* Did aliens take over the Chicago Tribune editorial board? The reason I ask is the paper ran two editorials today about state politics that were actually well-written and on an even keel. They didn’t once go all nutso on us.
* First up, an editorial supporting a civil unions bill…
There are two significant distinctions between what happened in Iowa and what [state Rep. Greg Harris] seeks in Illinois.
First, this would not be a case of the courts creating a right that’s not supported by the public. Harris’ legislation would be an expression of the public through their representatives in the Illinois House and Senate. […]
We do not think lawmakers in most parts of this state would face a backlash for a vote in favor of civil unions. The public largely is supportive. This doesn’t engender as strong an emotional response as gay marriage. A vote for civil unions in Illinois would be a remarkable step, a fair step.

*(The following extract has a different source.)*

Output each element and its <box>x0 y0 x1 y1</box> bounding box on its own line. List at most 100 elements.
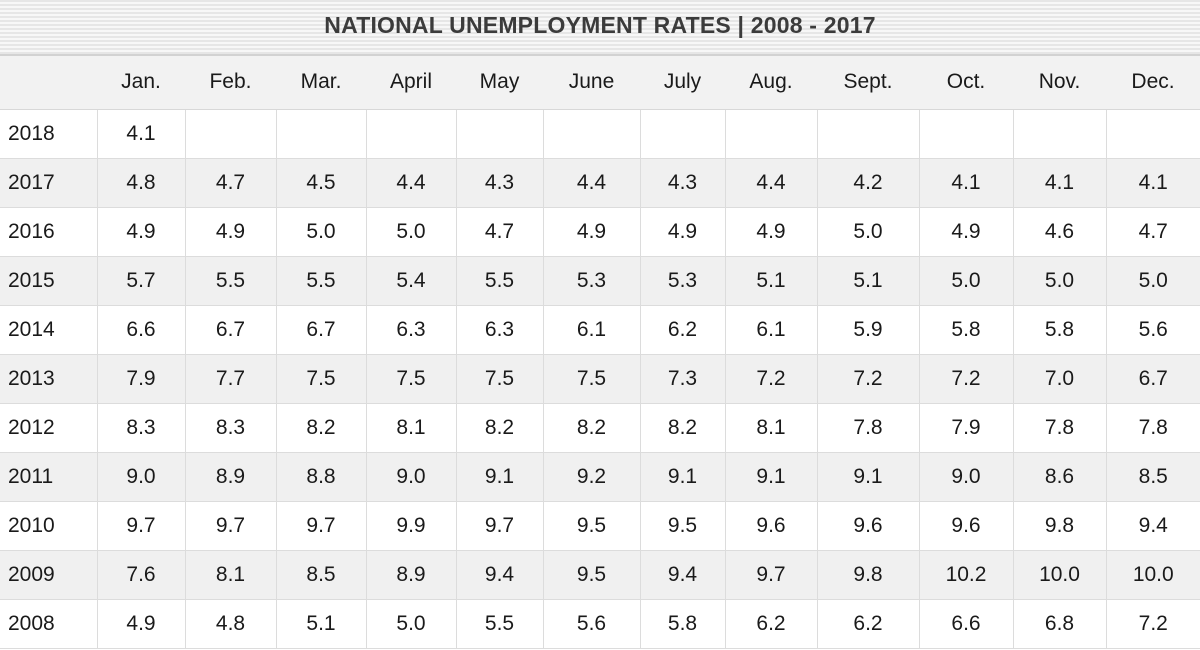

Legislative action is “an expression of the public through their representatives in the Illinois House and Senate”? Well, yeah, but I haven’t seen the Tribune say that in I don’t know how long. Usually, legislators are corrupt, arrogant and completely unrepresentative of the public interest.
Whether you agree with civil unions or not, this editorial was, indeed, “a remarkable step, a fair step” by the paper.
* Hey, I’m not complaining. I’m just shocked, that’s all. Pleasantly shocked, but shocked nonetheless. Check out the end of today’s other editorial opposing the current policy of allowing seniors to ride free on mass transit…
We hope legislative leaders deliver to Quinn a more sensible means for handling senior riders. If Quinn issues a veto, we hope legislators override him and bring this notion of free rides to an end.
Not “We demand,” or “We insist,” or “We’re gonna stomp Madigan and Cullerton into oblivion if they dare disobey us,” but “We hope.”
Seriously, was there a coup over there or something? Whatever happened, I’m all for it. Reason, moderation, logic, intelligence, facts. The high road rather than the high hat.
I could get used to this.
* And I’m so ecstatic that I’m not even going to think about cynically suggesting that the Tribune Company’s 5 percent interest in the Chicago Cubs has anything to do with this new editorial board attitude. Nope. Not in the least. Not gonna go there. Nobody ever influences that editorial board.
Heck, this new Ricketts Field bond plan which will be sponsored by Senate President John Cullerton isn’t even a horrible deal for the state. See? I hate all things Cub, but this $300 million borrowing proposal to renovate the park has no direct state cash involved. The city and county might say different, but that’s their problem…
In 2009, the Cubs paid $16.1 million in amusement taxes to the city of Chicago and Cook County through a 12 percent levy on each ticket. The team proposes that the city and county would be guaranteed this amount for the duration of the bonds. But the incremental growth in amusement taxes beyond $16.1 million, either through increased ticket sales or increased ticket prices at Wrigley, would pay the bonds over time, Ricketts said.
The Cubs owner, though, is seeking a safety net in case the amusement tax does not cover the bond payments. Ricketts would like the bonds to be backed by revenue streams that are assigned to the facilities authority, including a 2 percent hotel tax.
The financing plan requires the approval of the Illinois General Assembly. Senate President John Cullerton, D-Chicago, will sponsor the legislation and plans to move it forward in the veto session that begins next week, said his spokesman, John Patterson.
“The state has no credit risk here,” Ricketts said. “No one is losing anything. It’s not a new tax, and it’s not increasing taxes. It will allow us to keep some of the growth in a tax.”
I’d prefer they just bulldoze that decrepit stadium into the lake, which would be a whole lot cheaper, but I guess they could at least fix it up a bit.
Although I will admit that Msall makes an excellent point…
“The Civic Federation would urge caution before embracing any plans for $300 million in borrowing by a state agency if it does not relate to the overall financial stability of the state,” said President Laurence Msall. “The state of Illinois faces an enormous financial crisis and will be needing all of its borrowing power just to pay its bills and to continue to operate.”
Meh. Since when has the Tribune ever listened to Msall.
OK, I take that back. It was snarky. I apologize.